Моя рука дернулась, едва не расплескав содержимое бумажного пакета, когда я услышал голос, похожий на гром, доносящийся со всех уголков тесного кабинета. Я замялся, осматриваясь в поиске того великана, кому мог принадлежать бас.

– Он снова что-то сказал? – спросила миссис Тернер. – Скажите, что именно?

Я не знал, можно ли доверять этой женщине. Все складывалось хуже некуда. Мисс Блю, мой психотерапевт, направила меня в кабинет номер тринадцать, к психологу, сказав, что со мной лишь побеседуют, больно не будет.

– Ложь! – сказал голос. – Тебя ждет адская боль! Они прикуют тебя к постели с плесневым матрасом и будут пичкать таблетками, уколами, пока ни затихнет не только мой голос, но и твой собственный. Ты превратишься в овощ, в зомби, сидящего на колесах только для того, чтобы волочить никчемное существование, отмечаться в журнале психбольницы, что ты не представляешь угрозы для общества.

Руки затряслись. Пакет с блевотой растекся по полу. Я хотел было что-то сказать, но губы не смыкались, голова начала отрицательно кивать, набирая все большую амплитуду. Стул подо мной раскачался, и я опрокинулся назад, зажмурился, предвосхищая удар, но его не последовало. Я открыл глаза и увидел крошечные глазки миссис Тернер, стоявшей за мной и контролировавшей мое состояние. Она не дала мне упасть.

Я знал проверенный способ избавления от судороги – упасть лицом вниз с кровати или начать биться головой о стену. Принято считать, что сумасшедшие делают это из-за навязчивых идей, однако на самом деле большинство из нас пытается заглушить голоса, почувствовать хоть что-то, кроме навязчивых мыслей, даже если это что-то – боль.

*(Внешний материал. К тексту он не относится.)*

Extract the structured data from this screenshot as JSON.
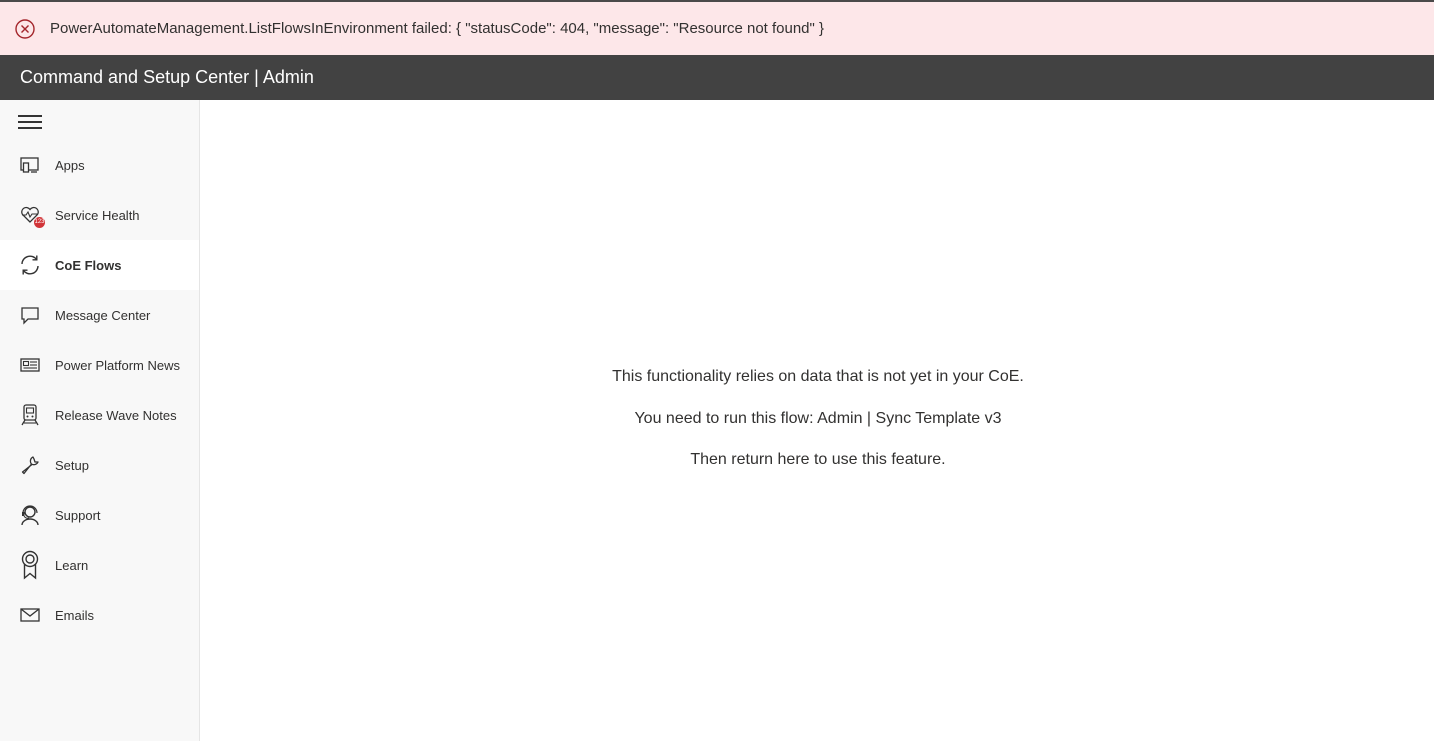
{
  "error_banner": {
    "icon": "error-circle-icon",
    "message": "PowerAutomateManagement.ListFlowsInEnvironment failed: { \"statusCode\": 404, \"message\": \"Resource not found\" }",
    "background": "#fde7e9",
    "icon_color": "#a4262c"
  },
  "header": {
    "title": "Command and Setup Center | Admin",
    "background": "#424242"
  },
  "sidebar": {
    "menu_icon": "hamburger-icon",
    "items": [
      {
        "label": "Apps",
        "icon": "apps-icon"
      },
      {
        "label": "Service Health",
        "icon": "heart-pulse-icon",
        "badge": "123"
      },
      {
        "label": "CoE Flows",
        "icon": "sync-icon",
        "selected": true
      },
      {
        "label": "Message Center",
        "icon": "chat-bubble-icon"
      },
      {
        "label": "Power Platform News",
        "icon": "news-icon"
      },
      {
        "label": "Release Wave Notes",
        "icon": "train-icon"
      },
      {
        "label": "Setup",
        "icon": "wrench-icon"
      },
      {
        "label": "Support",
        "icon": "headset-icon"
      },
      {
        "label": "Learn",
        "icon": "ribbon-icon"
      },
      {
        "label": "Emails",
        "icon": "mail-icon"
      }
    ]
  },
  "main": {
    "notice_lines": [
      "This functionality relies on data that is not yet in your CoE.",
      "You need to run this flow: Admin | Sync Template v3",
      "Then return here to use this feature."
    ]
  }
}
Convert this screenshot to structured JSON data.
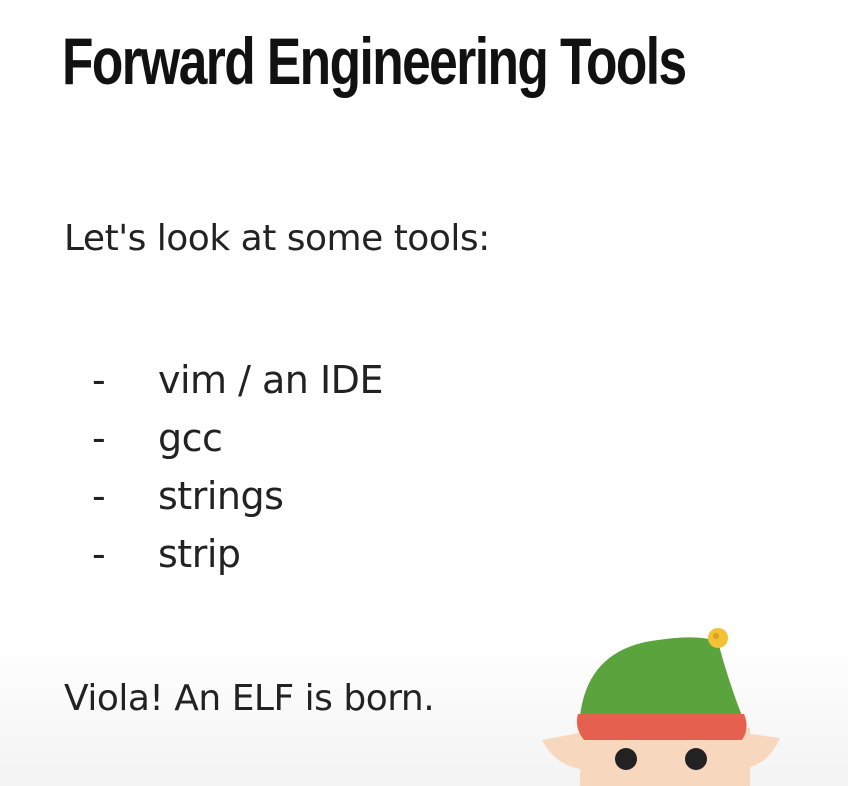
{
  "slide": {
    "title": "Forward Engineering Tools",
    "intro": "Let's look at some tools:",
    "bullet_marker": "-",
    "tools": [
      "vim / an IDE",
      "gcc",
      "strings",
      "strip"
    ],
    "outro": "Viola! An ELF is born."
  },
  "colors": {
    "text": "#222222",
    "elf_hat": "#5aa33d",
    "elf_hat_band": "#e5604f",
    "elf_bell": "#f2c234",
    "elf_skin": "#f8d7bf",
    "elf_eyes": "#222222"
  },
  "icons": {
    "mascot": "elf-icon"
  }
}
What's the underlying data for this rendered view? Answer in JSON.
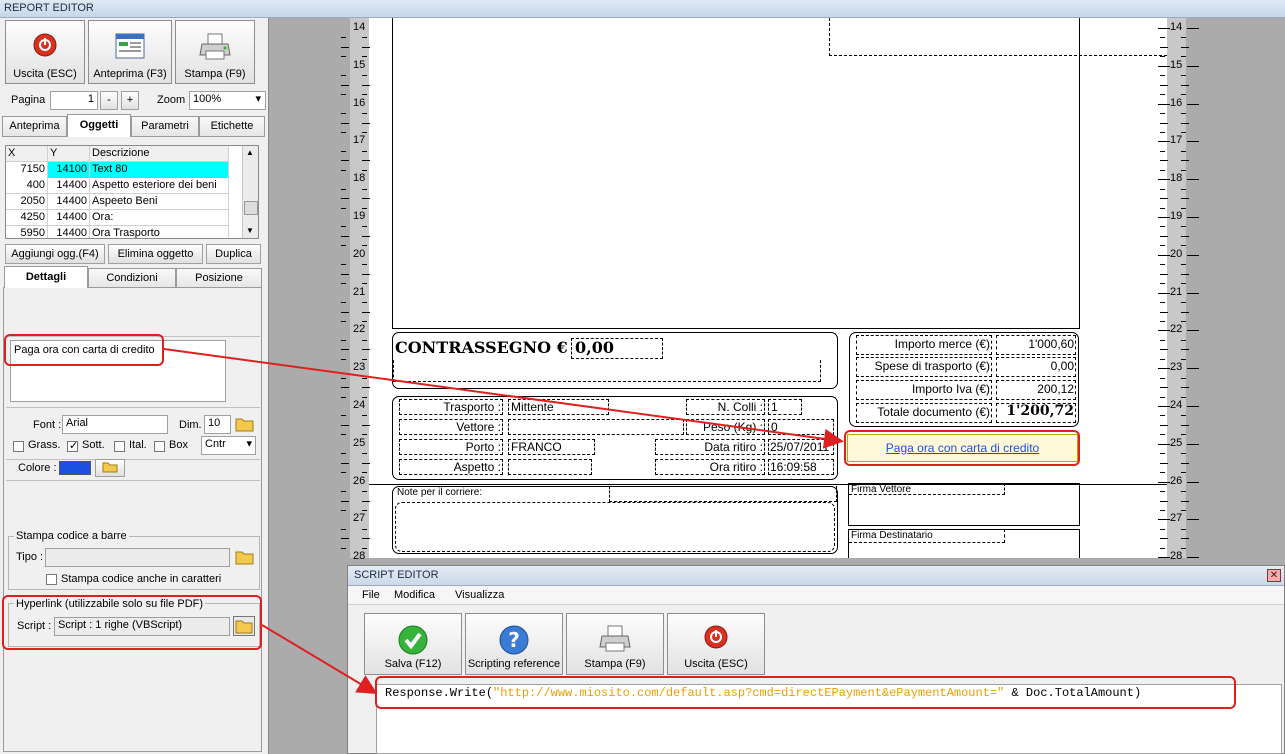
{
  "window": {
    "title": "REPORT EDITOR"
  },
  "toolbar": {
    "exit_label": "Uscita (ESC)",
    "preview_label": "Anteprima (F3)",
    "print_label": "Stampa (F9)",
    "page_label": "Pagina",
    "page_value": "1",
    "page_minus": "-",
    "page_plus": "+",
    "zoom_label": "Zoom",
    "zoom_value": "100%"
  },
  "tabs": [
    "Anteprima",
    "Oggetti",
    "Parametri",
    "Etichette"
  ],
  "objects_grid": {
    "headers": [
      "X",
      "Y",
      "Descrizione"
    ],
    "rows": [
      [
        "7150",
        "14100",
        "Text 80"
      ],
      [
        "400",
        "14400",
        "Aspetto esteriore dei beni"
      ],
      [
        "2050",
        "14400",
        "Aspeeto Beni"
      ],
      [
        "4250",
        "14400",
        "Ora:"
      ],
      [
        "5950",
        "14400",
        "Ora Trasporto"
      ]
    ]
  },
  "object_buttons": {
    "add": "Aggiungi ogg.(F4)",
    "delete": "Elimina oggetto",
    "duplicate": "Duplica"
  },
  "detail_tabs": [
    "Dettagli",
    "Condizioni",
    "Posizione"
  ],
  "details": {
    "text_value": "Paga ora con carta di credito",
    "font_label": "Font :",
    "font_value": "Arial",
    "dim_label": "Dim.",
    "dim_value": "10",
    "bold_label": "Grass.",
    "underline_label": "Sott.",
    "italic_label": "Ital.",
    "box_label": "Box",
    "align_value": "Cntr",
    "color_label": "Colore :",
    "color": "#1f4fe0",
    "barcode_title": "Stampa codice a barre",
    "barcode_type_label": "Tipo :",
    "barcode_chars_label": "Stampa codice anche in caratteri",
    "hyperlink_title": "Hyperlink (utilizzabile solo su file PDF)",
    "script_label": "Script :",
    "script_value": "Script : 1 righe (VBScript)"
  },
  "ruler": {
    "numbers": [
      "14",
      "15",
      "16",
      "17",
      "18",
      "19",
      "20",
      "21",
      "22",
      "23",
      "24",
      "25",
      "26",
      "27",
      "28"
    ]
  },
  "document": {
    "contrassegno_label": "CONTRASSEGNO €",
    "contrassegno_value": "0,00",
    "importo_merce_label": "Importo merce (€)",
    "importo_merce_value": "1'000,60",
    "spese_label": "Spese di trasporto (€)",
    "spese_value": "0,00",
    "iva_label": "Importo Iva (€)",
    "iva_value": "200,12",
    "totale_label": "Totale documento (€)",
    "totale_value": "1'200,72",
    "trasporto_label": "Trasporto :",
    "trasporto_value": "Mittente",
    "vettore_label": "Vettore :",
    "porto_label": "Porto :",
    "porto_value": "FRANCO",
    "aspetto_label": "Aspetto :",
    "colli_label": "N. Colli :",
    "colli_value": "1",
    "peso_label": "Peso (Kg) :",
    "peso_value": "0",
    "data_ritiro_label": "Data ritiro :",
    "data_ritiro_value": "25/07/2011",
    "ora_ritiro_label": "Ora ritiro :",
    "ora_ritiro_value": "16:09:58",
    "note_label": "Note  per il corriere:",
    "firma_vettore": "Firma Vettore",
    "firma_destinatario": "Firma Destinatario",
    "pay_link": "Paga ora con carta di credito"
  },
  "script_editor": {
    "title": "SCRIPT EDITOR",
    "menu": [
      "File",
      "Modifica",
      "Visualizza"
    ],
    "save_label": "Salva (F12)",
    "reference_label": "Scripting reference",
    "print_label": "Stampa (F9)",
    "exit_label": "Uscita (ESC)",
    "code_prefix": "Response.Write(",
    "code_string": "\"http://www.miosito.com/default.asp?cmd=directEPayment&ePaymentAmount=\"",
    "code_suffix": " & Doc.TotalAmount)"
  },
  "colors": {
    "selected_row": "#00ffff",
    "annotation": "#e02020",
    "link": "#1f4fe0",
    "code_string": "#e8a000"
  }
}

– Смотри, – говорит миссис Тернер сверху. – Мы сделали эту фотографию в прошлом году.

Психолог протянула мне фотографию в деревянной рамке с пластмассовым стеклом. Персонал больницы заботится о каждой мелочи, пытаясь обезопасить нахождение здесь пациентов. Я сверил фотографию с той, что несколькими минутами ранее разглядывал на стене. Она исчезла, стало быть, миссис Тернер сняла ее, чтобы показать мне.

– Узнаешь себя? – спрашивает она.

Узнаю ли? Я пришел сегодня на прием к мисс Блю. Успел даже заблудиться в одинаковых коридорах, не знал, где находится десятый кабинет, куда у меня была запись на тринадцать часов. Я в этом месте впервые, черт возьми!

Миссис Тернер мягко обхватила мой указательный палец и поднесла к одному из пациентов на фото, стоявших в серой пижаме на дворе стационарного отделения для душевнобольных. Я почувствовал приятный запах духов, тепло человеческого тела, забыв про корявую речь психолога, про идиотские вопросы теста.

– Вот, смотри. Лысый, со шрамом на голове, – ее голос струился, как родниковая вода, пробившаяся сквозь толщу земли и залежи горных пород, его хотелось слушать, прильнуть к плечу и наслаждаться. – Ты хотел себе модную прическу, но не смог усидеть на месте, и парикмахер задел твою голову, помнишь?

Я незаметно кивнул, хотя память была скомкана, и разобрать в виднеющихся из кома буквах нечто знакомое, было невозможно. Я доверился миссис Тернер. Она помнит все лучше меня.

– Только посмотри, какой ты тощий, – сказала она. – Нам было нелегко с тобой, но мы справились. С твоей помощью. Ребенку нелегко пережить гибель родителей. Особенно такую… Но мы уже очень близки к победе. Капитан скоро замолчит.

Мне ничего не оставалось, как устремить взгляд на женщину, которая верила в меня. Я потерял свою личность, потерял прошлое, но будущее, как уверяла миссис Тернер, еще можно было спасти. Тогда, глядя на лысого мальчугана с перекошенным в попытке улыбнуться лицом, я не узнавал себя. Я не мог поверить, что спортсмен в одночасье окажется рядовым.